Die beiden vorgestellten DDR-Schauprozesse – gegen die „Saboteure von Dessau“ und die „Hintermänner“ des 17. Juni (1954) – wurden vor dem Obersten Gerichtshof der DDR geführt und waren mediale Großereignisse. Die inszenierten Verfahren wurden durch eine ausgiebige Berichterstattung in Zeitungen, Rundfunk und Wochenschau begleitet.

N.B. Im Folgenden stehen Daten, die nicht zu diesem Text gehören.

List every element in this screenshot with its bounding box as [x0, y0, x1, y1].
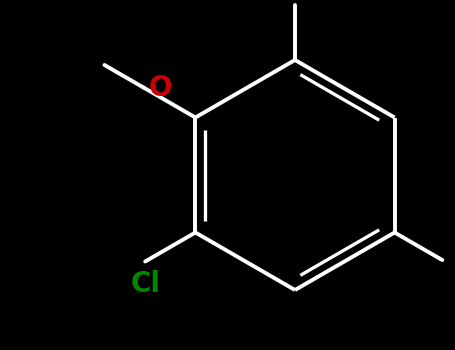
- Text: O: O: [148, 74, 172, 102]
- Text: Cl: Cl: [130, 270, 160, 298]
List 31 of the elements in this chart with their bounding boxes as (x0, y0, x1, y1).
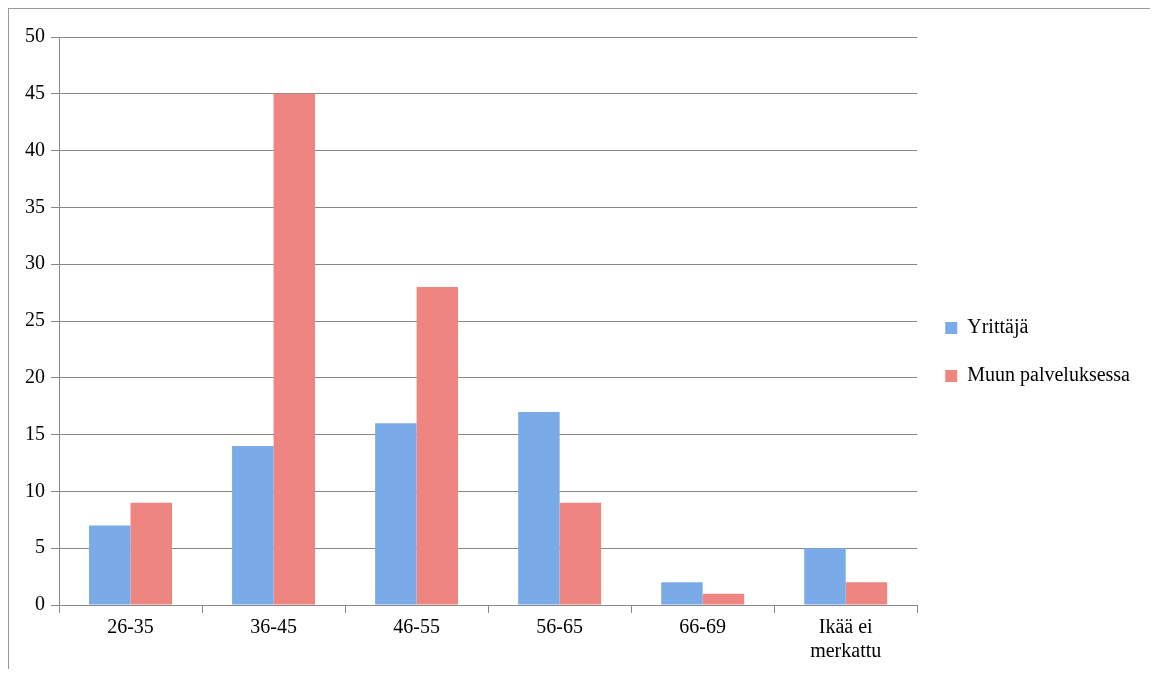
bar (518, 411, 560, 605)
y-tick-label: 30 (25, 251, 45, 274)
bar (416, 286, 459, 605)
bar (661, 582, 703, 605)
bar (559, 502, 602, 605)
y-tick-label: 40 (25, 137, 45, 160)
y-tick-label: 5 (35, 535, 45, 558)
x-tick-label: 56-65 (536, 615, 583, 638)
bar (89, 525, 131, 605)
y-tick-label: 10 (25, 478, 45, 501)
y-tick-label: 50 (25, 24, 45, 47)
bar (130, 502, 172, 605)
bar (375, 423, 417, 605)
bar (273, 93, 316, 605)
y-tick-label: 20 (25, 365, 45, 388)
x-tick-label: 36-45 (250, 615, 297, 638)
x-tick-label: 66-69 (679, 615, 727, 638)
x-tick-label: 46-55 (393, 615, 440, 638)
x-tick-label: 26-35 (107, 615, 154, 638)
y-tick-label: 25 (25, 308, 45, 331)
y-tick-label: 0 (35, 592, 45, 615)
y-tick-label: 45 (25, 81, 45, 104)
y-tick-label: 35 (25, 194, 45, 217)
y-tick-label: 15 (25, 421, 45, 444)
bar (845, 582, 888, 605)
legend-label: Yrittäjä (967, 315, 1029, 339)
bar (702, 593, 745, 605)
bar (804, 548, 846, 605)
legend-label: Muun palveluksessa (967, 363, 1131, 387)
x-tick-label: Ikää ei merkattu (810, 615, 882, 662)
bar (232, 445, 274, 605)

Der Dessauer Prozess hatte die angebliche „Sabotage“ der DDR-Wirtschaft während der entschädigungslosen Enteignung der Deutschen Continental Gasgesellschaft zum Gegenstand. Das Verfahren von 1954 wurde gegen die vermeintlichen „Hintermänner“ des Aufstandes vom 17. Juni 1953 geführt. Gemein ist ihnen, dass die Prozesse eine westliche Drahtzieherschaft der angeklagten „Verbrechen“ konstruierten: US-amerikanische und westdeutsche Kapitalisten hätten sich mit subversiven Kräften im Inneren gegen die DDR und den Sozialismus insgesamt verschworen. Beide Verfahren sind damit Ausdruck für die innenpolitischen Herausforderungen ihrer Zeit – den Aufbau einer Volkseigenen Wirtschaft und die Umdeutung des Aufstandes zur Absicherung der SED-Herrschaft – sowie für die ideologische Konfliktlinie des Kalten Krieges. Mit beiden Schauprozessen wollte die kommunistische Führung, im Gerichtssaal wie außerhalb, der ostdeutschen Bevölkerung ihre Sicht auf die konkreten Ereignisse und die globalen Zusammenhängen vermitteln.